Uyku süresinin yaş ile ilgili olduğunu söyleyen Prof. Dr. Önder Us, şu bilgiyi veriyor; "Yenidoğan döneminde bu süre 16-20 saat, okul öncesi dönemde 10-12, 10 yaş civarında 9-10, ergenlik döneminde 7-8, erişkin dönemde 6-7 saattir.
Bebekler, gece uykusundan başka, günde en az iki kez uyurlar. 1,5-2 yaş civarında sabah uykusu, 5 yaş civarında öğleden sonra uykusu kalkar.
Normalde uyku, REM (hızlı göz hareketlerinin olduğu dönem) ve non-REM (N-REM, hızlı göz hareketlerinin olmadığı dönem) dönemlerinden oluşur. N-REM dönemi de dört devreye ayrılır. Her uyku siklusu N-REM ile başlar, REM ile sonlanır.
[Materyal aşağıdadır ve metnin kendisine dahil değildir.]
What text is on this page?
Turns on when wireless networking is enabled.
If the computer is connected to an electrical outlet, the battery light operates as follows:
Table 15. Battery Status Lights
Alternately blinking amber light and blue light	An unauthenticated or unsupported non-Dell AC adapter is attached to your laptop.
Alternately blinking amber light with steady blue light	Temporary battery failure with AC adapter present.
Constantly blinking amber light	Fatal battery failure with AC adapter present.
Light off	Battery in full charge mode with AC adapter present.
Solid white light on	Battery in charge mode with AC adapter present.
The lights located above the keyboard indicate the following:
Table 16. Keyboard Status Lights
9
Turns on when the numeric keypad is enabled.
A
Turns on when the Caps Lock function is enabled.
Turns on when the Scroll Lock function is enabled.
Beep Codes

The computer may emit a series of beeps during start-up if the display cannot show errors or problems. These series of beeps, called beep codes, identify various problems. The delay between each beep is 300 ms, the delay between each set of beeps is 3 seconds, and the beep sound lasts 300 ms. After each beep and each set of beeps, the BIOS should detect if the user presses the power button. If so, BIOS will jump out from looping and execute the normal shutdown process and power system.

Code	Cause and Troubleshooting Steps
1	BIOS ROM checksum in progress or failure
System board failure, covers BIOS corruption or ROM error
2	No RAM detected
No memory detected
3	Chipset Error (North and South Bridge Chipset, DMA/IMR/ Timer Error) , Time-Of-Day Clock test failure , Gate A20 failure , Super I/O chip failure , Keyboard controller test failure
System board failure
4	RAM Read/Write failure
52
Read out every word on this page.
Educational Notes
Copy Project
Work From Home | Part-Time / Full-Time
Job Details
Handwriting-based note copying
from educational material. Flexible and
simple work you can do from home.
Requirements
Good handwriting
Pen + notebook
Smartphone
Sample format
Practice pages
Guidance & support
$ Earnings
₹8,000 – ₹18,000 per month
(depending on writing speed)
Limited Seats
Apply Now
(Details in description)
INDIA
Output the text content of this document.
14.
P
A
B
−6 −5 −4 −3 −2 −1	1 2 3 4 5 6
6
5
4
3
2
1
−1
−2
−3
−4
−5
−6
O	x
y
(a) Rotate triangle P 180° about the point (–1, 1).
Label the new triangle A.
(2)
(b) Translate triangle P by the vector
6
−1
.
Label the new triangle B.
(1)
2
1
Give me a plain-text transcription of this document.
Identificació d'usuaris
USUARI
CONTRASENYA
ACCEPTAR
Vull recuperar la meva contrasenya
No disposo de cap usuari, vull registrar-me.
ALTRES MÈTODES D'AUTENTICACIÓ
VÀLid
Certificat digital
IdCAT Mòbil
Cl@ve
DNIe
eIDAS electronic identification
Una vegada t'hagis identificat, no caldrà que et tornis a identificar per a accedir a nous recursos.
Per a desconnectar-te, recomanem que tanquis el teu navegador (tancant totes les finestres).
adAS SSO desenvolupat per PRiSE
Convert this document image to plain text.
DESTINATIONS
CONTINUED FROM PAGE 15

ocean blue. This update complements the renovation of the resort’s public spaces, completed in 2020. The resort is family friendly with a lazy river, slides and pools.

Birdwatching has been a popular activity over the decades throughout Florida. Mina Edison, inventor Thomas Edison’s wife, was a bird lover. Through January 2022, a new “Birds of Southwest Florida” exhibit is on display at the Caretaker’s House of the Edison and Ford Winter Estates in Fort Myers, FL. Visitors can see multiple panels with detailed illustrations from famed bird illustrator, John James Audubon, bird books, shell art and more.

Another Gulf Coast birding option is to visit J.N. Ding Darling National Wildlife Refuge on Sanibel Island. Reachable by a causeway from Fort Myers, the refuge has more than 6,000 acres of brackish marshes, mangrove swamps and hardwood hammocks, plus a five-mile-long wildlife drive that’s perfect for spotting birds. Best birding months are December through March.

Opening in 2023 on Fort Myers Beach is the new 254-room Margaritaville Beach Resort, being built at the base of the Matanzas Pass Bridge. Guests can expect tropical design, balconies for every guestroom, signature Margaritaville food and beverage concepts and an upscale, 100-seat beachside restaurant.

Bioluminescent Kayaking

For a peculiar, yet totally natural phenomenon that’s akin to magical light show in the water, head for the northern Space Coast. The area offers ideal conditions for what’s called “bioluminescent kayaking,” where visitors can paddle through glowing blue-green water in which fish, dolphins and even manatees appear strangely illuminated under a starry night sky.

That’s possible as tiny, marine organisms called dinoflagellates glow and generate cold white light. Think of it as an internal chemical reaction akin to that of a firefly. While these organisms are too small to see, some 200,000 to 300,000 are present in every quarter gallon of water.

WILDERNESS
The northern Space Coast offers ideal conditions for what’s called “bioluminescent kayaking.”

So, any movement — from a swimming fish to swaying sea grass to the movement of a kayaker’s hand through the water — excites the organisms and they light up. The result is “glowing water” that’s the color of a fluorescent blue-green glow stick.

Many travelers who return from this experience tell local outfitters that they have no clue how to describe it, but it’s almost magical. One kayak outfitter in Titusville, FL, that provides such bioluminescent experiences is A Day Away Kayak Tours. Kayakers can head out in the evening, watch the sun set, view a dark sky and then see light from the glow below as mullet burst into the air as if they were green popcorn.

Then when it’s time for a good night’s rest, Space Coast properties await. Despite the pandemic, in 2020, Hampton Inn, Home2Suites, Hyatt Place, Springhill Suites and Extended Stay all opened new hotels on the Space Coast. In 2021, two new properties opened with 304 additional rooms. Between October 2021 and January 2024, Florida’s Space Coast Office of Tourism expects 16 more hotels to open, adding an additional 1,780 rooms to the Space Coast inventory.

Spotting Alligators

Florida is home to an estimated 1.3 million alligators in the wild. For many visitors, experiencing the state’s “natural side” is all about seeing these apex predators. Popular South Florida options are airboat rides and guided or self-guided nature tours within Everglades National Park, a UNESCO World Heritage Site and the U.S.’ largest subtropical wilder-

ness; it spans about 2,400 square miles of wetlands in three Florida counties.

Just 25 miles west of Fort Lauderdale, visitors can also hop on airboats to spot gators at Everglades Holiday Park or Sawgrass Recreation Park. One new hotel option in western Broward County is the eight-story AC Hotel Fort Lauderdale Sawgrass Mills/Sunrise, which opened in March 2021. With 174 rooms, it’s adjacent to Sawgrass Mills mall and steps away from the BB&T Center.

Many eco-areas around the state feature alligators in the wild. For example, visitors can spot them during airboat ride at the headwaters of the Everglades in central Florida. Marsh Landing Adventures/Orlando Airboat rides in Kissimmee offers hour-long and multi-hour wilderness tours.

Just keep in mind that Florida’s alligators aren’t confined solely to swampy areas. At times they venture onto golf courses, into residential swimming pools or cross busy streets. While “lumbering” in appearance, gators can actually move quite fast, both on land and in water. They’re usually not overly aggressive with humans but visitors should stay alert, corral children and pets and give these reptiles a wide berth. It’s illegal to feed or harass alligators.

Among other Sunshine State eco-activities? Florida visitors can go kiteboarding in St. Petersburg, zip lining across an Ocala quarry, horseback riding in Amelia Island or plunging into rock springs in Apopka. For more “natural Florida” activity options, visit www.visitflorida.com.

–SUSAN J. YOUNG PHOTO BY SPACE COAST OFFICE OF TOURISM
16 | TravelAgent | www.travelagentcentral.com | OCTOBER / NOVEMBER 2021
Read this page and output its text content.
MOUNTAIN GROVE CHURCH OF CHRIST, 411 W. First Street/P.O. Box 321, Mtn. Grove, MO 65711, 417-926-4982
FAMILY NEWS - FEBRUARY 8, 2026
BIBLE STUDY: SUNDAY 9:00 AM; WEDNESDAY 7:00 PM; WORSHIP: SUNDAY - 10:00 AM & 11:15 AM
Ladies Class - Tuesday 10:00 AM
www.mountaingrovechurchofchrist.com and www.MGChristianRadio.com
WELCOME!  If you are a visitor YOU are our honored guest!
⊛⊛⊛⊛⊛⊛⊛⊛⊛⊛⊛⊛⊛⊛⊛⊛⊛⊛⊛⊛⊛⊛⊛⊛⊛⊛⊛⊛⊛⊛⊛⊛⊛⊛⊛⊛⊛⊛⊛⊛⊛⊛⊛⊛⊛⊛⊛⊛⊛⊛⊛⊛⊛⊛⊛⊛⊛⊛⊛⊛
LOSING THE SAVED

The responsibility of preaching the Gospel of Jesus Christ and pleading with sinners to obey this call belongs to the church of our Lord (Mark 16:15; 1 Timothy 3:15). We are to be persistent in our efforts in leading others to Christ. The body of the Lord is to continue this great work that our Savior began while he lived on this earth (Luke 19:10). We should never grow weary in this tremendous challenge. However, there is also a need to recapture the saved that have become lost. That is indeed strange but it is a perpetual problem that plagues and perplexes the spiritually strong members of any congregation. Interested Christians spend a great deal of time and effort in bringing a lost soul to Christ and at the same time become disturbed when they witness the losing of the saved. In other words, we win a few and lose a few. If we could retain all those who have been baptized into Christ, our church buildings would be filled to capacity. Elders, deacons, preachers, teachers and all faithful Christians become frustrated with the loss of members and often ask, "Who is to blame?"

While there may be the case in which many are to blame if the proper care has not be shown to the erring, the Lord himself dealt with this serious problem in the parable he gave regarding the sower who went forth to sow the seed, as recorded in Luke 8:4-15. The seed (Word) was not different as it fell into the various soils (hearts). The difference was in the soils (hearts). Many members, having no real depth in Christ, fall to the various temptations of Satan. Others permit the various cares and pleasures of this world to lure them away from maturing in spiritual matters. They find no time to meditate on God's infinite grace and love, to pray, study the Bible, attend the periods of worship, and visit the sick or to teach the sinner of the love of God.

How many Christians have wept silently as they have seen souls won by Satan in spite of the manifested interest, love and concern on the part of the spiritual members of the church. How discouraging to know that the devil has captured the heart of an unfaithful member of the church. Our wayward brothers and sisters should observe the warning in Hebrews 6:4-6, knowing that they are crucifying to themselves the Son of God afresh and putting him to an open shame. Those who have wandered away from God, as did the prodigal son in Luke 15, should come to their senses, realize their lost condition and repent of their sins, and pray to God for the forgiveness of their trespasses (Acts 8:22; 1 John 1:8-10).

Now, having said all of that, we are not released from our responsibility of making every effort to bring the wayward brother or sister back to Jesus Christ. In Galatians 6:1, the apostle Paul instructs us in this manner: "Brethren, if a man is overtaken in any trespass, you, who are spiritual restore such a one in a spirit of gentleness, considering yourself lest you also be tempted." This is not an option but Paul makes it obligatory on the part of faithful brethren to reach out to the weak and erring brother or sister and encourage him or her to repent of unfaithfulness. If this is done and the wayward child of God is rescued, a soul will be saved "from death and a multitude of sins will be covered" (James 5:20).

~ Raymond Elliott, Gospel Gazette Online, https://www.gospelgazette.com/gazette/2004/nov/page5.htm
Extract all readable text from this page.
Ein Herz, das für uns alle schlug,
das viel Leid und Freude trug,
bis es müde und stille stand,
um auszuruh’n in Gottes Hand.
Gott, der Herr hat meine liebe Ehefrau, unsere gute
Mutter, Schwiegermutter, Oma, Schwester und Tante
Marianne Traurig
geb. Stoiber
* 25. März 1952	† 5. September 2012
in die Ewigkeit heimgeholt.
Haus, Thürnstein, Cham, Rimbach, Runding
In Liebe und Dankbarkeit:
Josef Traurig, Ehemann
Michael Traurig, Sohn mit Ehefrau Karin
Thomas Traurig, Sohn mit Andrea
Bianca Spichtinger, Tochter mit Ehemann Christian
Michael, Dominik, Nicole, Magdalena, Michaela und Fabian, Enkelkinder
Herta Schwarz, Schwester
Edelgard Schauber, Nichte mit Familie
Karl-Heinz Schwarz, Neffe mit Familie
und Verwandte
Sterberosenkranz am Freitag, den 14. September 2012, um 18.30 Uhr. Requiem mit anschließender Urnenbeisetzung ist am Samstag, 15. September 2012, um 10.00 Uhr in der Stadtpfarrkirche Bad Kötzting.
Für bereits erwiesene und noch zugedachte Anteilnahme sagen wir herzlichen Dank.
Her uyku siklusu 70-100 dakika kadardır.
İnsan organizmasının sağlığındaki rolü tartışılmaz olan uykuyla ilgili yaşanan en ufak bir sorun da yaşamı alt üst etmeye yetiyor. Uyku ile bozukluklar üç gruba ayrılıyor. Uykusuzluk (Insomnia), aşırı uyku hali ve parasomni adı verilen rahatsızlıklarla ilgili Prof. Dr. Önder Us, şunları söylüyor;
Uyku gereksinimi kişiden kişiye değişiklik gösterir. Sürekli olarak kişi için gerekli olan süre ve kalitede uyku uyuyamama durumunu, uykusuzluk olarak tarif edebiliriz. Uykusuzluk, kadınlarda erkeklere göre daha sıktır ve yaşla artış gösterir.
Uykusuzluk kendisini uykuya geçmede zorluk, uyuduktan sonra uyanma, sabah gereğinden erken uyanma şeklinde gösterebilir. Uykusuzluk durumu bazen geçicidir, birkaç hafta devam edip, sonra düzelebilir. Bazen ise kronik bir hal alabilir. Kronik uykusuzluk şu durumlarda görülebilir.
Mide ülseri, korner arter hastalığı, solunum bozuklukları eklem ağrıları gibi organik hastalıkların seyri esnasında görülebilir.
Anksiyete (bunaltı, sıkıntı durumu) ve depresyon gibi psikiyatrik hastalıklarla birlikte olabilir.
Uykusuzluk, bazı ilaçların kullanılıp kesilmesi sonrasında görülebilir. Uzun süreli yüksek miktarda alkol alımı veya uzun süreli alınan alkolün kesilmesi de uykusuzluğa neden olabilir.